I shrugged. I didn’t want to open a conversation about how my parents would be there and there’d be a memorial dedicated to Ethan. I couldn’t handle that conversation right then and there. “You think Marissa is still going?”

             
She rolled her eyes. “I suppose. She’s the one with the tickets. Crap. I didn’t think about that until now.”

             
I laughed. “Wouldn’t that suck? You confront her about ditching us and she gets you back by giving your tickets away to someone else?”

             
She slumped back in her chair. “Man, that sucks, but I’d respect her a bit more if she did that. It’s something I would do.”

             
I laughed harder.

             
Angie grinned at me. “What the hell am I going to do? You can’t ask Jesse for tickets?”

             
I shook my head. No way was I going to risk that the seats he’d give us would be next to my parents. He’d do that without thinking, although his comment last night had surprised me. It’d been the first real one he had made that told me he was aware of what my parents were doing, or that I might be hurting because of them.

             
I swallowed that painful thought away.

             
She’d been watching me as I pondered all of that. Her eyes were too knowing as she sat back. “Oookay. We’re not going down that road, apparently.” Then she smirked. “Maybe we could call that captain on their team? He seemed like a nice guy, what’s his name, Ryan or—”

             
“Reed,” I supplied. “And that’d be worse. It wouldn’t be right if we asked him for tickets; besides, I think it might be too late.”

             
“Yeah, you’re right.”

Disappointment filled both of us when our bill came and we paid at the table. As we walked out, I asked, “So what’s on the agenda for you and Justin today?”

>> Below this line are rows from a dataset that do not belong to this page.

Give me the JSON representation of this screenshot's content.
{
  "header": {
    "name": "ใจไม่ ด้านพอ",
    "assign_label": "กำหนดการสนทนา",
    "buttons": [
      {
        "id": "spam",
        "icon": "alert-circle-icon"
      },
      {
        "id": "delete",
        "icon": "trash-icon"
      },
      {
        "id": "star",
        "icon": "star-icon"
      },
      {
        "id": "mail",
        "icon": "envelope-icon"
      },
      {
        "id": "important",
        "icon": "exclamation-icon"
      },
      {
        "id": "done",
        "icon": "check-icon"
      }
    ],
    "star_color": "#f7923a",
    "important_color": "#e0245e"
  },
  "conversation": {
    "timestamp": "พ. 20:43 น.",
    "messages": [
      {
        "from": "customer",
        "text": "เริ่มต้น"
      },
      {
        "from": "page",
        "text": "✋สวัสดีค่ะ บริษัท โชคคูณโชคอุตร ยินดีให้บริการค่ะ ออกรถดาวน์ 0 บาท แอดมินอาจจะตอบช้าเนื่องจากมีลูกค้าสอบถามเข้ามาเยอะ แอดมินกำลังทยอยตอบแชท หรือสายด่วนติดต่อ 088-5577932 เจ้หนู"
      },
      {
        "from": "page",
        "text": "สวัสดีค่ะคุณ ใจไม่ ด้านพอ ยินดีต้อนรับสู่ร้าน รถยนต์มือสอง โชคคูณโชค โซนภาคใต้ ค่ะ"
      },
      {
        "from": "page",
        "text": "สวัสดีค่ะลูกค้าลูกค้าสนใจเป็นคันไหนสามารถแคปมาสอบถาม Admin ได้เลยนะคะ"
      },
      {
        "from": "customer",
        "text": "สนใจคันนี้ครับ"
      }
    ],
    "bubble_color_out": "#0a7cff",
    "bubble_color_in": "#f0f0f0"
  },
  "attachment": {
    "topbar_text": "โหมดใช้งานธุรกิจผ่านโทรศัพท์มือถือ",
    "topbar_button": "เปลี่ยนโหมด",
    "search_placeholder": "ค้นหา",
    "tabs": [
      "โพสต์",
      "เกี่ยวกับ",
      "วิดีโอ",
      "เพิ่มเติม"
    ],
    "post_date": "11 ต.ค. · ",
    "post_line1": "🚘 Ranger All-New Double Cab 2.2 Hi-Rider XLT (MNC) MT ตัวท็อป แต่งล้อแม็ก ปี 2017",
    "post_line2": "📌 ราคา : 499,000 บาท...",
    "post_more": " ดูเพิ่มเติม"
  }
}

Her eyes sparkled in humor. “Can I make a comment like you did? Instead of Jesse, can I say Justin? Would you be okay if I disappeared for the day with my man? We had a crazy dirty night last night. I was worked up. I got him worked up.” She pretended to shiver from excitement. “He scratched me right and I scratched him back.”

“Okay,” I laughed and hit her arm. “Shut up. I got it. I won’t bring up Jesse in that way anymore.”

She tipped her head back as a carefree laugh came out of her, but it ended on a sour note. We stopped in our tracks when we saw Eric in the lobby. He was on a couch in a far corner with two of his bags packed at his feet. His head hung low as he was hunched over his knees.

She sighed, “That doesn’t look good.”

I touched her arm. “Let me, okay?”

“Have at it. Hopefully she didn’t railroad him like she does all her guys.”

“What?” I mocked her. “What about the ones who leave her in the dust?”

Angie grinned and waved at the same time. “Listen to us; we’ve turned into the mean girls. Good luck over there.”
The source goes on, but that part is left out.